For all one knows, MOH has launched an Electronic Medical Records Exchange (EMRX) in 2004, linking all restructured hospitals, polyclinics and national centres in the Singapore Health Services (SingHealth) and National Health Group (NGH) clusters.

While AH may not be in the loop of this information-sharing, it is still sad to see that hospitals and health institutions not releasing and sharing information among themselves; information which may be trivial for the doctors but vital for the patients as, in your report revealed, saved on the cost of medications and reduce complications in the course of examination.

While family members coming forward to declare all medications would be a positive move, complications can arise when patients whom are aged or disabled to communicate, or homeless and without family support aren't ready to fulfill this responsibility. Vital information is thus lost along the way, with more time and effort incurred for verification of past medical histories and records. This inevitably pushes the burden back onto the doctors and health institutions concerned.
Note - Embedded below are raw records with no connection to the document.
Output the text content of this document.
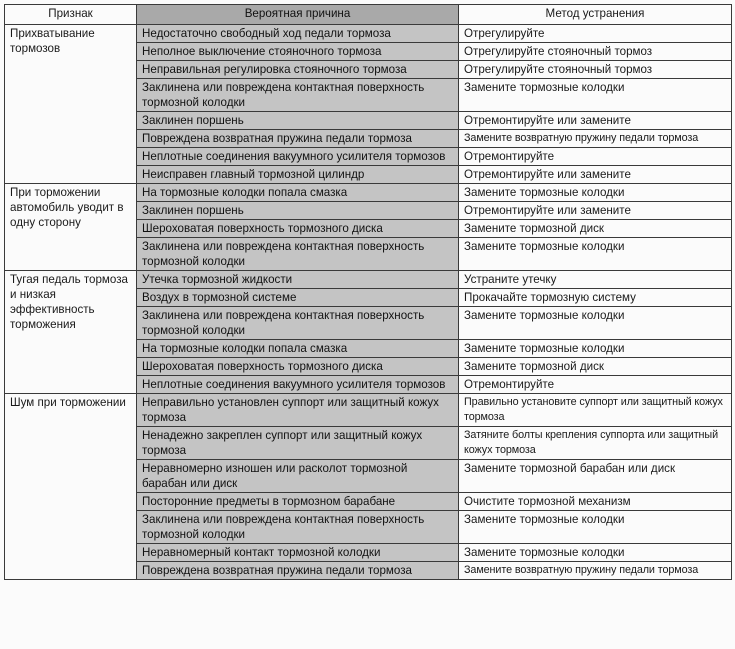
Признак	Вероятная причина	Метод устранения
Прихватывание тормозов	Недостаточно свободный ход педали тормоза	Отрегулируйте
	Неполное выключение стояночного тормоза	Отрегулируйте стояночный тормоз
	Неправильная регулировка стояночного тормоза	Отрегулируйте стояночный тормоз
	Заклинена или повреждена контактная поверхность тормозной колодки	Замените тормозные колодки
	Заклинен поршень	Отремонтируйте или замените
	Повреждена возвратная пружина педали тормоза	Замените возвратную пружину педали тормоза
	Неплотные соединения вакуумного усилителя тормозов	Отремонтируйте
	Неисправен главный тормозной цилиндр	Отремонтируйте или замените
При торможении автомобиль уводит в одну сторону	На тормозные колодки попала смазка	Замените тормозные колодки
	Заклинен поршень	Отремонтируйте или замените
	Шероховатая поверхность тормозного диска	Замените тормозной диск
	Заклинена или повреждена контактная поверхность тормозной колодки	Замените тормозные колодки
Тугая педаль тормоза и низкая эффективность торможения	Утечка тормозной жидкости	Устраните утечку
	Воздух в тормозной системе	Прокачайте тормозную систему
	Заклинена или повреждена контактная поверхность тормозной колодки	Замените тормозные колодки
	На тормозные колодки попала смазка	Замените тормозные колодки
	Шероховатая поверхность тормозного диска	Замените тормозной диск
	Неплотные соединения вакуумного усилителя тормозов	Отремонтируйте
Шум при торможении	Неправильно установлен суппорт или защитный кожух тормоза	Правильно установите суппорт или защитный кожух тормоза
	Ненадежно закреплен суппорт или защитный кожух тормоза	Затяните болты крепления суппорта или защитный кожух тормоза
	Неравномерно изношен или расколот тормозной барабан или диск	Замените тормозной барабан или диск
	Посторонние предметы в тормозном барабане	Очистите тормозной механизм
	Заклинена или повреждена контактная поверхность тормозной колодки	Замените тормозные колодки
	Неравномерный контакт тормозной колодки	Замените тормозные колодки
	Повреждена возвратная пружина педали тормоза	Замените возвратную пружину педали тормоза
MOH should step in and ensure that all healthcare institutions have access to patients' database built on a national level, leaving no doctor and hospital out of the loop. Where assessment of patients is concerned, doctors should rely on this database as the primary source of information, complementing with the physical declaration of past medications. This certainly reduces the man-hour required for verification of medicines, duplication of medicines issued and tests conducted, and increases the safety level where drug allergies are involved. At the end of the day, the overall operating costs for the institutions are lowered, with patients benefitting hugely from this simplified system as well.